Get in your prospect’s comfort zone: The right offer at the right time
“Will you marry me?”
This offer will get you a chilly reception from someone you’ve just met. You’d sound half-crazy popping the question unless you nurture the relationship at the right pace and offer what the other person is looking for.
Same thing goes for B2B marketing. Sure, a salesperson can get lucky with an occasional prospect, but counting on the magic happening instantly isn’t the way to build a stream of sales-ready leads. Build trust by developing the relationship.
“Will you go out with me?”
Here’s the “first date” of the sales cycle. You’ve just identified a prospective customer and you need to provide background information and answer the questions that are important to that specific customer. Offer educational materials such as case studies, white papers, how-to articles and decision-maker kits until they’re ready to go to the next level.
“Here’s what we’re really like.”
In this “middle date” stage, the interest has been shown and you can move into more details. A self-assessment tool, technical white papers and webinars require more participation from potential customers, but they also target the solutions to each prospect’s situation. Show you’ll be there for them to help build a sales-winning relationship.
“So how about it?”
When the prospect gets comfortable with your company, start to make more serious advances: offers or calls-to-action. Although it’s not time to pop the question, smaller commitments move prospects toward choosing your company. For instance:
- Invite them to all-day seminars delving into implementation details.
- Offer demos or low-cost or free needs assessments.
- Ask whether your salespeople can meet with their decision makers to present customized proposals or quotations.
- Consider making “buy now” deals offering discounts or additional products or services bundled in for a lower cost.
What if you don’t know where prospects are in their buying cycles? In that case, make offers appropriate for every stage and let people find their own comfort zone.
How to propose
What makes a good offer or call-to-action?
They must be genuinely enticing.
They must move the buying process forward. Satisfy prospects’ key concerns.
They should be “self-qualifying.” Don’t offer something anyone would want. Provide what a qualified prospect is looking for.
How do you put them together?
- Repackage or update the information you already have.
- See if your suppliers have white papers, evaluation guides or other materials you may use.
- Join forces with your suppliers to provide combination sales pieces or newsletters.

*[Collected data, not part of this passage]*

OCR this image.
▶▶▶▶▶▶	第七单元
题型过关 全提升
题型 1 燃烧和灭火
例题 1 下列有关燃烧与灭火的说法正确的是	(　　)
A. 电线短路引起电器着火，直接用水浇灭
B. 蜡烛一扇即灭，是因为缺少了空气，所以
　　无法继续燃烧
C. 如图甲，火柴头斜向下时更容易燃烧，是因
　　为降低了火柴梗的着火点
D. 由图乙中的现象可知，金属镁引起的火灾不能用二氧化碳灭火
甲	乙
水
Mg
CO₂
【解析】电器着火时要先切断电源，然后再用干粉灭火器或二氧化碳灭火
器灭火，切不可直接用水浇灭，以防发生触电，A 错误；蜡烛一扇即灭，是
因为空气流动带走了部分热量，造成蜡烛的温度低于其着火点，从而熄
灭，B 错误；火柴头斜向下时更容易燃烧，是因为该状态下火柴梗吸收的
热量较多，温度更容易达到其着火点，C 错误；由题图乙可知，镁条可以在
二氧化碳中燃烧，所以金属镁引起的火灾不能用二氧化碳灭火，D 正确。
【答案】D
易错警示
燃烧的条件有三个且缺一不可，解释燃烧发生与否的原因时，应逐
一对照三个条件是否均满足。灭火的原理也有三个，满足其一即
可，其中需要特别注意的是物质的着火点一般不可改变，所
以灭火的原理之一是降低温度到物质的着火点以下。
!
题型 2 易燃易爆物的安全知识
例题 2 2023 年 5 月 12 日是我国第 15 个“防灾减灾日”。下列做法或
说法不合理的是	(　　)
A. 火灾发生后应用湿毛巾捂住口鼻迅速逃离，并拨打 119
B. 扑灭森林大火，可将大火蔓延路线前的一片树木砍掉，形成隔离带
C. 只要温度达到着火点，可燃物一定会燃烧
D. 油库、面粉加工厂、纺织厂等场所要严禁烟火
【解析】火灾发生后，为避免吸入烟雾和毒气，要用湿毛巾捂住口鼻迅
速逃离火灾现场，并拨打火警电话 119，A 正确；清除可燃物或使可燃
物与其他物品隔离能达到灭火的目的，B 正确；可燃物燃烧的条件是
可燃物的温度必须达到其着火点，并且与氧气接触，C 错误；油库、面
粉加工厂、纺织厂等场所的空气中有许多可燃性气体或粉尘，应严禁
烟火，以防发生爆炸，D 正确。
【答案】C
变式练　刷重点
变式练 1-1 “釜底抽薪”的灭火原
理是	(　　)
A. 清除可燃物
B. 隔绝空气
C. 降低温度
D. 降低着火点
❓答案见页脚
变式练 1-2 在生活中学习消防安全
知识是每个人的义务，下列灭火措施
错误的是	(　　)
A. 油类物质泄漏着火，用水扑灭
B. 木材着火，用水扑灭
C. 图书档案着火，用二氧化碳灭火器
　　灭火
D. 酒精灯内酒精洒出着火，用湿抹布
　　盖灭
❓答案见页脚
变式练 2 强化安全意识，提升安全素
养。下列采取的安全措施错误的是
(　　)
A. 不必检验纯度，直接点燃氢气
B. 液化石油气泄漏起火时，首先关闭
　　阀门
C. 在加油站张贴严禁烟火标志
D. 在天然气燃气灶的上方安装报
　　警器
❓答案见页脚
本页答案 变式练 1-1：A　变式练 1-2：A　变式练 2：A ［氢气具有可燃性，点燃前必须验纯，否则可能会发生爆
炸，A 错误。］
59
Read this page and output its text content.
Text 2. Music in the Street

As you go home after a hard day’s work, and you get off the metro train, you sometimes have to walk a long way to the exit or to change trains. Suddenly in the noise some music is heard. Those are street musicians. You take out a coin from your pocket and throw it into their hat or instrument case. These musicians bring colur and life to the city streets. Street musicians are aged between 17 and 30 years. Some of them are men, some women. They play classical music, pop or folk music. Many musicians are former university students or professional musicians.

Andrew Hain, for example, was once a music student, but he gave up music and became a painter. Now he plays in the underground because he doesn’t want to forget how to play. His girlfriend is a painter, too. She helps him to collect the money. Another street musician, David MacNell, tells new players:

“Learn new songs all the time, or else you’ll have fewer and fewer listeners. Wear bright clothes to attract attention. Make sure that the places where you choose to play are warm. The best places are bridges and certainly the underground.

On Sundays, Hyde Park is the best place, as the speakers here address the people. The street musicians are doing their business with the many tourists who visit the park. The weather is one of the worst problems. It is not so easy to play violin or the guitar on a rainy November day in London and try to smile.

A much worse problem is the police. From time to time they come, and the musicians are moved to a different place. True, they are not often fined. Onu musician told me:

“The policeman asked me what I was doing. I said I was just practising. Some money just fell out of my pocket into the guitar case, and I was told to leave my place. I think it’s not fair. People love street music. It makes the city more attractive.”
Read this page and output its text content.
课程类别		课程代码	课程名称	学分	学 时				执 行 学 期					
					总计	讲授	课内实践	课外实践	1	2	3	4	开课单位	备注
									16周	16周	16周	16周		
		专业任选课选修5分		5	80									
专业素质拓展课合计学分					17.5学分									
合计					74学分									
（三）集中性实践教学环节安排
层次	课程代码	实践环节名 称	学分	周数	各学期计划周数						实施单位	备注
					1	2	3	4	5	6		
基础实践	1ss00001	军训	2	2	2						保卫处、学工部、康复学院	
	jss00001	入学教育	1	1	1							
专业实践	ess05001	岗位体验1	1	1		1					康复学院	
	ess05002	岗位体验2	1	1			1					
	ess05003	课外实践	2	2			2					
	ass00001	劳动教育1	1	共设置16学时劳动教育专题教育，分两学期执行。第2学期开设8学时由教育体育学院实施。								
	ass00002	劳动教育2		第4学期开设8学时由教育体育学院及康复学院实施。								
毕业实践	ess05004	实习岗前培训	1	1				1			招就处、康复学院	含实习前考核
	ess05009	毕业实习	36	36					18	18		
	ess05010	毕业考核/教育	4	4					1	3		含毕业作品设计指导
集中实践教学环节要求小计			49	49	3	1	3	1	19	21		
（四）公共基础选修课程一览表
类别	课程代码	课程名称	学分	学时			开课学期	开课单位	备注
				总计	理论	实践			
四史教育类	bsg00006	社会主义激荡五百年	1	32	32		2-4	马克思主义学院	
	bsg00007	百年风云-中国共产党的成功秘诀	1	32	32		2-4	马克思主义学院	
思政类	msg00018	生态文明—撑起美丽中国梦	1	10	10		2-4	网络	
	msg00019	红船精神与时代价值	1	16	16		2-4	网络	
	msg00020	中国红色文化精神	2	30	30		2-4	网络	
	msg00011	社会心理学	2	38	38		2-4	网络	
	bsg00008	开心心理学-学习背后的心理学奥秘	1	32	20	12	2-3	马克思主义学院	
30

Prospects must clearly understand what they’ll gain from choosing your company and its products or services. They need to believe that what you’re marketing will help them achieve their goals, and they must trust your company to deliver on its promises.
Getting to that point requires making the right offers or calls-to-action for each stage of your prospect’s buying process, from awareness and inquiry to consideration to purchase. You’ll build strong, valuable relationships with your customers that will last for many years to come.